Indoor and outdoor fine particulate matter (PM) are both leading risk factors for death and disease, but making indoor measurements is often infeasible for large study populations.
We developed models to predict indoor PM concentrations for pregnant women who were part of a randomized controlled trial of portable air cleaners in Ulaanbaatar, Mongolia. We used multiple linear regression (MLR) and random forest regression (RFR) to model indoor PM concentrations with 447 independent 7-day PM measurements and 87 potential predictor variables obtained from outdoor monitoring data, questionnaires, home assessments, and geographic data sets. We also developed blended models that combined the MLR and RFR approaches. All models were evaluated in a 10-fold cross-validation.
The predictors in the MLR model were season, outdoor PM concentration, the number of air cleaners deployed, and the density of gers (traditional felt-lined yurts) surrounding the apartments. MLR and RFR had similar performance in cross-validation (R = 50.2%, R = 48.9% respectively). The blended MLR model that included RFR predictions had the best performance (cross validation R = 81.5%). Intervention status alone explained only 6.0% of the variation in indoor PM concentrations.

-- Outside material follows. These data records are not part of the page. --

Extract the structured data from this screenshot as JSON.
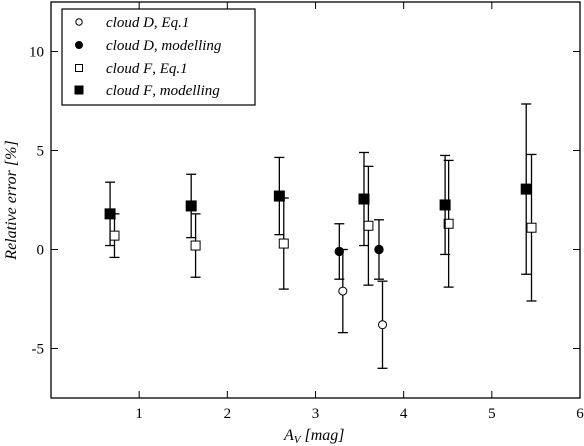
{
  "chart_data": {
    "type": "scatter",
    "xlabel": "A_V [mag]",
    "xlabel_main": "A",
    "xlabel_sub": "V",
    "xlabel_unit": " [mag]",
    "ylabel": "Relative error [%]",
    "xlim": [
      0,
      6
    ],
    "ylim": [
      -7.5,
      12.5
    ],
    "xticks": [
      1,
      2,
      3,
      4,
      5,
      6
    ],
    "yticks": [
      -5,
      0,
      5,
      10
    ],
    "xtick_labels": [
      "1",
      "2",
      "3",
      "4",
      "5",
      "6"
    ],
    "ytick_labels": [
      "-5",
      "0",
      "5",
      "10"
    ],
    "grid": false,
    "legend_position": "top-left",
    "series": [
      {
        "name": "cloud D, Eq.1",
        "name_parts": [
          "cloud D",
          ", ",
          "Eq.1"
        ],
        "marker": "circle-open",
        "points": [
          {
            "x": 3.31,
            "y": -2.1,
            "yerr_low": 2.1,
            "yerr_high": 2.1
          },
          {
            "x": 3.76,
            "y": -3.8,
            "yerr_low": 2.2,
            "yerr_high": 2.2
          }
        ]
      },
      {
        "name": "cloud D, modelling",
        "name_parts": [
          "cloud D",
          ", ",
          "modelling"
        ],
        "marker": "circle-filled",
        "points": [
          {
            "x": 3.27,
            "y": -0.1,
            "yerr_low": 1.4,
            "yerr_high": 1.4
          },
          {
            "x": 3.72,
            "y": 0.0,
            "yerr_low": 1.5,
            "yerr_high": 1.5
          }
        ]
      },
      {
        "name": "cloud F, Eq.1",
        "name_parts": [
          "cloud F",
          ", ",
          "Eq.1"
        ],
        "marker": "square-open",
        "points": [
          {
            "x": 0.72,
            "y": 0.7,
            "yerr_low": 1.1,
            "yerr_high": 1.1
          },
          {
            "x": 1.64,
            "y": 0.2,
            "yerr_low": 1.6,
            "yerr_high": 1.6
          },
          {
            "x": 2.64,
            "y": 0.3,
            "yerr_low": 2.3,
            "yerr_high": 2.3
          },
          {
            "x": 3.6,
            "y": 1.2,
            "yerr_low": 3.0,
            "yerr_high": 3.0
          },
          {
            "x": 4.51,
            "y": 1.3,
            "yerr_low": 3.2,
            "yerr_high": 3.2
          },
          {
            "x": 5.45,
            "y": 1.1,
            "yerr_low": 3.7,
            "yerr_high": 3.7
          }
        ]
      },
      {
        "name": "cloud F, modelling",
        "name_parts": [
          "cloud F",
          ", ",
          "modelling"
        ],
        "marker": "square-filled",
        "points": [
          {
            "x": 0.67,
            "y": 1.8,
            "yerr_low": 1.6,
            "yerr_high": 1.6
          },
          {
            "x": 1.59,
            "y": 2.2,
            "yerr_low": 1.6,
            "yerr_high": 1.6
          },
          {
            "x": 2.59,
            "y": 2.7,
            "yerr_low": 1.95,
            "yerr_high": 1.95
          },
          {
            "x": 3.55,
            "y": 2.55,
            "yerr_low": 2.35,
            "yerr_high": 2.35
          },
          {
            "x": 4.47,
            "y": 2.25,
            "yerr_low": 2.5,
            "yerr_high": 2.5
          },
          {
            "x": 5.39,
            "y": 3.05,
            "yerr_low": 4.3,
            "yerr_high": 4.3
          }
        ]
      }
    ]
  }
}
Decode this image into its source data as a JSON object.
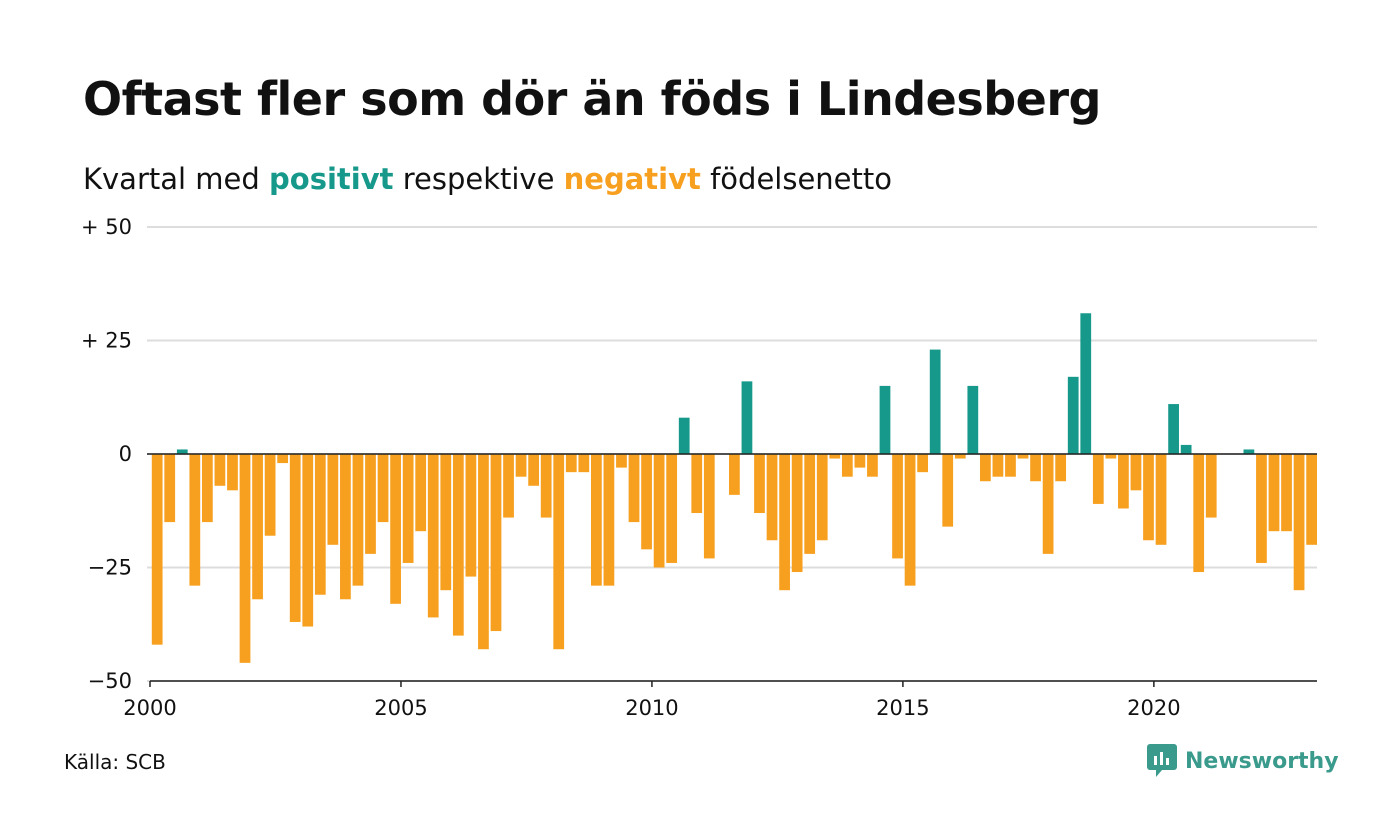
{
  "title": "Oftast fler som dör än föds i Lindesberg",
  "subtitle": {
    "before": "Kvartal med",
    "positive_word": "positivt",
    "middle": "respektive",
    "negative_word": "negativt",
    "after": "födelsenetto"
  },
  "source": "Källa: SCB",
  "brand": "Newsworthy",
  "colors": {
    "positive": "#16988a",
    "negative": "#f7a01f",
    "grid": "#dddddd",
    "brand": "#3a9a8c"
  },
  "chart_data": {
    "type": "bar",
    "start_year": 2000,
    "points_per_year": 4,
    "ylim": [
      -50,
      50
    ],
    "yticks": [
      {
        "value": 50,
        "label": "+ 50"
      },
      {
        "value": 25,
        "label": "+ 25"
      },
      {
        "value": 0,
        "label": "0"
      },
      {
        "value": -25,
        "label": "−25"
      },
      {
        "value": -50,
        "label": "−50"
      }
    ],
    "xticks": [
      "2000",
      "2005",
      "2010",
      "2015",
      "2020"
    ],
    "grid": true,
    "values": [
      -42,
      -15,
      1,
      -29,
      -15,
      -7,
      -8,
      -46,
      -32,
      -18,
      -2,
      -37,
      -38,
      -31,
      -20,
      -32,
      -29,
      -22,
      -15,
      -33,
      -24,
      -17,
      -36,
      -30,
      -40,
      -27,
      -43,
      -39,
      -14,
      -5,
      -7,
      -14,
      -43,
      -4,
      -4,
      -29,
      -29,
      -3,
      -15,
      -21,
      -25,
      -24,
      8,
      -13,
      -23,
      0,
      -9,
      16,
      -13,
      -19,
      -30,
      -26,
      -22,
      -19,
      -1,
      -5,
      -3,
      -5,
      15,
      -23,
      -29,
      -4,
      23,
      -16,
      -1,
      15,
      -6,
      -5,
      -5,
      -1,
      -6,
      -22,
      -6,
      17,
      31,
      -11,
      -1,
      -12,
      -8,
      -19,
      -20,
      11,
      2,
      -26,
      -14,
      0,
      0,
      1,
      -24,
      -17,
      -17,
      -30,
      -20
    ]
  }
}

We predicted a moderate amount of variation in indoor PM concentrations using easily obtained predictor variables and the models explained substantially more variation than intervention status alone. While RFR shows promise for modelling indoor concentrations, our results highlight the importance of out-of-sample validation when evaluating model performance. We also demonstrate the improved performance of blended MLR/RFR models in predicting indoor air pollution.
室内和室外的细颗粒物(PM)都是导致死亡和疾病的主要危险因素,但对于大型研究人群来说,进行室内测量通常是不可行的。
我们为蒙古乌兰巴托正在进行的空气净化器随机对照试验中的孕妇开发了预测室内 PM 浓度的模型。我们使用多元线性回归(MLR)和随机森林回归(RFR)来建立模型,使用 447 个独立的 7 天 PM 测量值和 87 个可能的预测变量来建立模型,这些预测变量来自户外监测数据、问卷调查、家庭评估和地理数据集。我们还开发了混合模型,结合了 MLR 和 RFR 方法。所有模型都在 10 折交叉验证中进行了评估。
MLR 模型中的预测因子是季节、室外 PM 浓度、部署的空气净化器数量以及公寓周围蒙古包(传统的毡制帐篷)的密度。MLR 和 RFR 在交叉验证中的表现相似(R 分别为 50.2%和 48.9%)。包含 RFR 预测的混合 MLR 模型具有最佳的性能(交叉验证 R 为 81.5%)。干预状态本身仅解释了室内 PM 浓度变化的 6.0%。
我们使用易于获得的预测变量来预测室内 PM 浓度的中等变化量,并且模型解释了比干预状态本身更多的变化。虽然 RFR 显示出在建模室内浓度方面的潜力,但我们的结果强调了在评估模型性能时进行样本外验证的重要性。我们还证明了混合 MLR/RFR 模型在预测室内空气污染方面的改进性能。